Notre recherche est conçue comme un travail interdisciplinaire, fondé sur l’histoire du livre et sur l’histoire littéraire tant en France qu’en Allemagne et en Angleterre ; elle s’appuie sur de nombreuses sources d’archives (à Strasbourg, Paris, Londres, Weimar, Neuchâtel, etc.) et de bibliographie.

Bourse « MINOU AMIR-ASLANI » 2015. Solène SAZIO, Hippolyte Bellangé (1800-1866), l’artiste en son temps.
Thèse d’Histoire sous la dir. des prof. Ségolène LE MEN et Yannick MAREC (Université de Rouen)

Hippolyte Bellangé (1800-1866) connaît une longue carrière qui s’étend de la Restauration au Second Empire. Après avoir exposé ses premières œuvres au Salon de 1822, cet élève d’Antoine-Jean Gros s’impose sur la scène artistique comme l’un des principaux représentants de la peinture d’histoire. La figure de Napoléon parcourt l’œuvre entière d’Hippolyte Bellangé qui se déclare ouvertement bonapartiste. Une imagerie napoléonienne qu’il diffuse à travers la peinture d’histoire, de genre, l’aquarelle et la lithographie. L’étude de la production de Bellangé montre le lien intime qui existe entre peinture d’histoire et engagement politique. Ainsi, de manière légitime, son œuvre invite à étudier l’impact de l’imagerie napoléonienne sur la montée du bonapartisme en ce milieu de XIXe siècle.
Outre sa carrière de peintre, la vie de Bellangé est également marquée par son statut de conservateur du musée des Beaux-arts de Rouen. L’étude de cette activité permet de saisir la genèse d’un métier alors en plein développement et d’appréhender les réseaux artistiques actifs en Normandie durant cette période. Enfin, la clientèle de l’artiste apparaît comme très diversifiée, comprenant l’État, des collectionneurs privés français et étrangers, ainsi que des marchands. Une enquête sur le statut de ses relations et de ses acquéreurs révèle les stratégies marchandes d’un artiste du XIXe siècle.
L’étude de ce parcours pluridisciplinaire offre un champ d’étude remarquable et fournit bien des clefs pour comprendre la carrière et la statut d’un artiste sous la monarchie de Juillet et le Second Empire et permet de voir ce que pouvait être un art engagé, profondément patriotique et résolument populaire.

En 2012, la Fondation Napoléon et Me Ardavan Amir-Aslani sont convenus que, pendant cinq ans, une bourse d’études de la Fondation Napoléon porterait le nom de Mme Minou Amir-Aslani.
Minou Amir-Aslani, née à Téhéran le 18 janvier 1935 et décédée à Paris le 13 septembre 2010, fut une grande dame passionnée de littérature et d’histoire.
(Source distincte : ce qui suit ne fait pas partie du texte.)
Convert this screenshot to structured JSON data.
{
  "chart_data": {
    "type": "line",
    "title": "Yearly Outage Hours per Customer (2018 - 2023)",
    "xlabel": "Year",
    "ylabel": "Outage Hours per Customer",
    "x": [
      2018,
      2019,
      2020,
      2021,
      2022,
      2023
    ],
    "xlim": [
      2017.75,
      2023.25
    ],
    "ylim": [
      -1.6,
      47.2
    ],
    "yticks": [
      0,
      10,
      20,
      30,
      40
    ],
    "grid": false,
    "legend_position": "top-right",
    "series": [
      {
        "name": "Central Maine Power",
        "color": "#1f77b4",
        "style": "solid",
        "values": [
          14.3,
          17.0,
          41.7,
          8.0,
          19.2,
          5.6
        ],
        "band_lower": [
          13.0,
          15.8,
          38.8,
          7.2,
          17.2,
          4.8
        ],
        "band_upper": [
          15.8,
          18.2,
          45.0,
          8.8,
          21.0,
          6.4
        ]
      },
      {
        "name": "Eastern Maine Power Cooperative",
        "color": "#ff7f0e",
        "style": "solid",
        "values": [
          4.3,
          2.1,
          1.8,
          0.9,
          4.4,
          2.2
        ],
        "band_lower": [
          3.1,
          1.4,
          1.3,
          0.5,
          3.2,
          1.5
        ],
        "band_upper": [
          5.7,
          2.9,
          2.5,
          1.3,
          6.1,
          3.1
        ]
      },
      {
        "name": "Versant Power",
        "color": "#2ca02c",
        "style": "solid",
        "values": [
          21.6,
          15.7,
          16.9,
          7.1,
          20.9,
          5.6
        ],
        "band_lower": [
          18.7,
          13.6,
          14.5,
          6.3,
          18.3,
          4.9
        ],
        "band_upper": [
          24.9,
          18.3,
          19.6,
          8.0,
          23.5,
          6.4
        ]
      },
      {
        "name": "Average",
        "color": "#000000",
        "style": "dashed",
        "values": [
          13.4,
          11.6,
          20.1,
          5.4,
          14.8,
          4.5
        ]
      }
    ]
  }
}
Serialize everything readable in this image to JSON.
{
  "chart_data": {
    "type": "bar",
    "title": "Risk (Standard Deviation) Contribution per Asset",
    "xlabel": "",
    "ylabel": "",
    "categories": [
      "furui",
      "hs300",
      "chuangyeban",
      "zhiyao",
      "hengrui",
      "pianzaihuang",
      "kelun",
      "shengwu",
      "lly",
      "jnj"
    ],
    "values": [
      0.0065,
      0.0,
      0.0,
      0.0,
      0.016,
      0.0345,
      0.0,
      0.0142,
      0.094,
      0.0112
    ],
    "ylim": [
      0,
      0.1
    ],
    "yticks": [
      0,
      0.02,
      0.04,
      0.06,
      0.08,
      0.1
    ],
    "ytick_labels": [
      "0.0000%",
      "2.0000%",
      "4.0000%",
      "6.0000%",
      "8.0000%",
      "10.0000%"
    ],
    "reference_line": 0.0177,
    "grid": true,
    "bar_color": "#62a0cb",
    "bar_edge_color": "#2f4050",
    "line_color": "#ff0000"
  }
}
Particulièrement intéressée par l’histoire de la Révolution française et du Premier Empire, elle éprouva un réel intérêt pour la vie de l’Empereur Napoléon 1er et du rôle joué par ce dernier dans la codification des lois et dans l’organisation du système judiciaire français. Née en Iran à un moment déjà trouble de l’histoire de ce pays, elle n’a cessé, tout au long de sa vie, passée principalement en France et en Allemagne, d’œuvrer pour l’ouverture d’esprit et de l’acceptation de l’autre dans sa différence. Admiratrice de l’enseignement de l’histoire et du droit en France, pays de tradition de droit civil qui influença le système judiciaire et le droit positif de son pays d’origine, elle a toujours accordé le plus grand respect à la recherche universitaire. Elle considérait que la seule voie qui valait la peine d’être empruntée était celle de la quête de la connaissance, garante de l’indépendance d’esprit et de la liberté de ceux qui choisissaient de la prendre.